December 2024 17/20 Points JancisRobinson.com

Mid yellowish straw. Waxy and herbal on the nose with good structure and rich palate entry but with density counterbalanced by suitable acidity. A hint of lime on the end. Broad-beamed and long but I'd love to see this with a little more bottle age and development. I have based my suggested drinking dates on the results of this tasting. This is a white to accompany all sorts of savoury dishes – with creamy sauces perhaps.

December 2024 95 Points View From the Cellar

The 2018 vintage of Gran Selezione from Querciabella is a touch lower in octane than the 2019 version, as this wine comes in at an even fourteen percent alcohol. It was handled identically to the 2019 in the cellars, with its malo in barrels and its aging done in large oak botti. The 2018 Gran Selezione delivers a superb bouquet of red and black cherries, spit-roasted gamebird, coffee bean, campfire, a very complex foundation of galestro minerality, fresh oregano, incipient notes of hazelnut and a very discreet framing of cedary oak. On the palate the wine is pure, full-bodied, precise and very pure, with outstanding depth of fruit at the core, great mineral undertow, ripe, seamless tannins and a long, bouncy and very complex, impeccably balanced finish. This too needs a good decade in the cellar to really start to hit its stride, but it is going to be another brilliant wine. 2034-2075.

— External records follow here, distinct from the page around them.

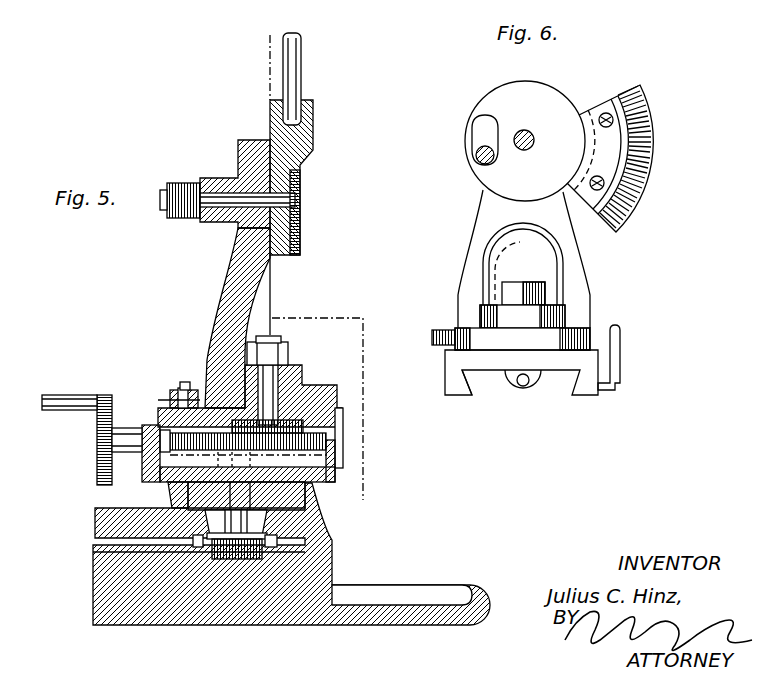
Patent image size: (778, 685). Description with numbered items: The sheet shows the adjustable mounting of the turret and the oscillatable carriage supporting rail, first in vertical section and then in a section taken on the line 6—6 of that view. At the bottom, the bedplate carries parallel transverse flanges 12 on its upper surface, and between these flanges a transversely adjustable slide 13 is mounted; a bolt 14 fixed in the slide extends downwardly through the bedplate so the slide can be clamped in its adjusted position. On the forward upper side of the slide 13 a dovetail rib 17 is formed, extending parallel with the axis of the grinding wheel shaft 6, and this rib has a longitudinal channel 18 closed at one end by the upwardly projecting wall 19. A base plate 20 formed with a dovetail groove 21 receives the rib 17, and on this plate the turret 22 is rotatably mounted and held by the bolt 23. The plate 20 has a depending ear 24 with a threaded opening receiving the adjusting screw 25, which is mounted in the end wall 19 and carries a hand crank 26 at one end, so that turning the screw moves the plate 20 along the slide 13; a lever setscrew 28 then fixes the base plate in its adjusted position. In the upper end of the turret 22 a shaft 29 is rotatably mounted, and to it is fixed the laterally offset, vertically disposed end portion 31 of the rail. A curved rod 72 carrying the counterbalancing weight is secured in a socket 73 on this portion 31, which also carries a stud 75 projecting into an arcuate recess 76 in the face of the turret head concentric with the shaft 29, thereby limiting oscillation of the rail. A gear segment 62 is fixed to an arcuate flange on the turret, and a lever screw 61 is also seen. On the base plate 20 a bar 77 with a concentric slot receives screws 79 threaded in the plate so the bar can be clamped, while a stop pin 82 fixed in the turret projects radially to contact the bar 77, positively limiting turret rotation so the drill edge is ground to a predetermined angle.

In FIG. 5, the shaft 6 is at (320, 263).
In FIG. 5, the flanges 12 is at (170, 493).
In FIG. 5, the slide 13 is at (335, 478).
In FIG. 5, the bolt 14 is at (240, 530).
In FIG. 5, the dovetail rib 17 is at (330, 480).
In FIG. 5, the longitudinal channel 18 is at (340, 455).
In FIG. 5, the end wall 19 is at (157, 425).
In FIG. 6, the base plate 20 is at (592, 360).
In FIG. 6, the dovetail groove 21 is at (470, 378).
In FIG. 5, the turret 22 is at (228, 278).
In FIG. 6, the turret 22 is at (577, 270).
In FIG. 5, the bolt 23 is at (268, 385).
In FIG. 6, the bolt 23 is at (527, 280).
In FIG. 6, the depending ear 24 is at (527, 392).
In FIG. 5, the adjusting screw 25 is at (340, 403).
In FIG. 5, the hand crank 26 is at (100, 413).
In FIG. 6, the lever setscrew 28 is at (622, 385).
In FIG. 5, the shaft 29 is at (222, 180).
In FIG. 6, the shaft 29 is at (526, 130).
In FIG. 5, the end portion of rail 31 is at (300, 248).
In FIG. 6, the lever screw 61 is at (607, 93).
In FIG. 6, the gear segment 62 is at (655, 133).
In FIG. 5, the curved rod 72 is at (301, 60).
In FIG. 5, the socket 73 is at (312, 115).
In FIG. 6, the stud 75 is at (476, 165).
In FIG. 6, the arcuate recess 76 is at (478, 125).
In FIG. 5, the bar 77 is at (170, 398).
In FIG. 5, the screws 79 is at (190, 385).
In FIG. 6, the stop pin 82 is at (443, 330).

December 2024 91 Points View From the Cellar

When I wrote my feature on legendary Chianti producer Querciabella a few years back, I mentioned that I felt their Mongrana Rosso bottling, made from relatively new vineyards in the coastal region of Maremma, may well be the finest value in Tuscan red wine for the cellar to be found anywhere in Italy. Their beautifully refined 2022 version has done nothing to dissuade me of this notion! The wine comes in at 13.5 percent octane in this vintage and is composed from its now traditional cépages of fifty percent sangiovese and twenty-five percent each of merlot and cabernet sauvignon. The wine’s refined aromatic constellation wafts from the glass in a mix of sweet dark berries, cassis, cigar wrapper, dark soil tones, fresh oregano and a topnote of distant bonfire. On the palate the wine is pure, full-bodied and still quite tightly-knit, with a good core of fruit, fine soil transparency and grip, firm tannins and lovely balance on the long and promising finish. This is a structured vintage of Mongrana and will need plenty of cellaring to soften up its undercarriage of tannin, but in due course, it will be a lovely wine. 2035-2065. 

December 2024 92 Points Wine Enthusiast

A sweet, floral, slightly tangy nose presents notes of cherry blossom, raspberry, potting soil, citrus peel and pepper. The fruit notes deepen on a palate of cherry, wild strawberry, raspberry jam and blood orange, as tannins grip at the edges of your tongue, before acid lifts a cool, peppery finish.